Overigens zou men het pathologische discours niet kunnen hanteren voor Hitler, omdat we dan juist het probleem uit de weg gaan. Mensen doen niet zomaar wat in hen opkomt, gedetermineerd door hun biologische gesteldheid. Met Susan Neiman ben ik de mening toegedaan dat men op zeker ogenblik toch moet oordelen, niet enkel over de intenties, maar ook over de wijze waarop we een doel willen bereiken. Het kan aannemelijk gemaakt worden dat we als mensen in een situatie komen voorbij goed en kwaad, maar hoe dat leefbaar zou zijn voor wie niet bereid is steeds weer de smalle brug tussen ons door driften bepaalde wezen en een wezen dat zich volkomen mens weet proberen oversteken. Bedenken we hierbij dat we als mensen fataal onvolkomen zijn, want niet volkomen gedetermineerd.

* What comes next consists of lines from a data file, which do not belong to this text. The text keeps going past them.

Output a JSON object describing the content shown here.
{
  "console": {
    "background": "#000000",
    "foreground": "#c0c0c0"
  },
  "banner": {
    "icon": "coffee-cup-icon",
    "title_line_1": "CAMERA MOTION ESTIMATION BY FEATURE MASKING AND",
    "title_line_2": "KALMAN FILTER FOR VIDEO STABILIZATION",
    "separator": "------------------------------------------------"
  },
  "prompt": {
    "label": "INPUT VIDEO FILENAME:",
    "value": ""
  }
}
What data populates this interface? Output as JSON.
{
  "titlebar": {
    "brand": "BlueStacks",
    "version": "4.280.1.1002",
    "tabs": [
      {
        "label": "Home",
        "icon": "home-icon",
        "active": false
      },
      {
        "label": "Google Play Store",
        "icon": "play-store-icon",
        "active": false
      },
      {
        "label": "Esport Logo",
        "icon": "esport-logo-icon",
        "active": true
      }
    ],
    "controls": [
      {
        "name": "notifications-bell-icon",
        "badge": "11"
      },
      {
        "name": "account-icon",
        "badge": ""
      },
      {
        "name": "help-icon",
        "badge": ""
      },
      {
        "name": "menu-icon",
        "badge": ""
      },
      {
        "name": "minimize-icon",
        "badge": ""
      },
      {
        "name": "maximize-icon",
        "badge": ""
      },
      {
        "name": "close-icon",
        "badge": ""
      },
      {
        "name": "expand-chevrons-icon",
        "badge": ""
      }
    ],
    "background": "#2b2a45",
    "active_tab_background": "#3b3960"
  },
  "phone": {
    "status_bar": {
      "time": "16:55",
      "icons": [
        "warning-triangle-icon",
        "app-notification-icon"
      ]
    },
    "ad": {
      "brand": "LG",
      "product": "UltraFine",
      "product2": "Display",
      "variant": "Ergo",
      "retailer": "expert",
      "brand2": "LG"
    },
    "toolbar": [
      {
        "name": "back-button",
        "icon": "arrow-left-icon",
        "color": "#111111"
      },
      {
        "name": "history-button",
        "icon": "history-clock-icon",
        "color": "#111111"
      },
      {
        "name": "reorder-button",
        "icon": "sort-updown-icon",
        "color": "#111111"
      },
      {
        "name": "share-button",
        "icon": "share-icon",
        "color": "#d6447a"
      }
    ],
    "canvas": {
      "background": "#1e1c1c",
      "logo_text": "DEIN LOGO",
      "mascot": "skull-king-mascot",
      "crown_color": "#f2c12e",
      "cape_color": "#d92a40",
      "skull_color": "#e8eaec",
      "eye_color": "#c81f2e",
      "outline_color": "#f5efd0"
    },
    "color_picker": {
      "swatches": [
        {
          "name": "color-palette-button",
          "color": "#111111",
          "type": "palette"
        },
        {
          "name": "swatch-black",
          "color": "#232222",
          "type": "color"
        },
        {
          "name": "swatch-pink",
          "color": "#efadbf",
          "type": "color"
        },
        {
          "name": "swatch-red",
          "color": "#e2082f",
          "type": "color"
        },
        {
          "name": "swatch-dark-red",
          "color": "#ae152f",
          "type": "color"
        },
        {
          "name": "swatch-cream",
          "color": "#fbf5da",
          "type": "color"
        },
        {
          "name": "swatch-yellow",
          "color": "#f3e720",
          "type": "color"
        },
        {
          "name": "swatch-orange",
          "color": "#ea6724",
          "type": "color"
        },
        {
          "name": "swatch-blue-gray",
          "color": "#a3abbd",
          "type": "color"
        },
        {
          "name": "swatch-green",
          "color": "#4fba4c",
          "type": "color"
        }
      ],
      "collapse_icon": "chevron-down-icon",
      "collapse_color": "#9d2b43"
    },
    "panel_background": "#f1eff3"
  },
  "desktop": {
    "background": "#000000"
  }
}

Onze menselijkheid erkennen
De vraag hoe we met het kwaad omspringen, zoals we nu wel gedwongen zijn te doen, omdat we nu eenmaal met een uiting van dat kwade geconfronteerd worden, kan men niet oplossen door te stellen dat die man een eigen logica zou gevolgd hebben. Wellicht was hij van God en de wereld los, maar dat maakt niet dat hij geen mens meer zou zijn, want dat zou in dit geval impliceren dat we de daad niet hoeven te beoordelen. En dat is precies wat wel moet gebeuren. Meeleven met de slachtoffers en hun familie doen we vanzelfsprekend, maar de vraag wat we met de dader aanvangen is een andere probleem.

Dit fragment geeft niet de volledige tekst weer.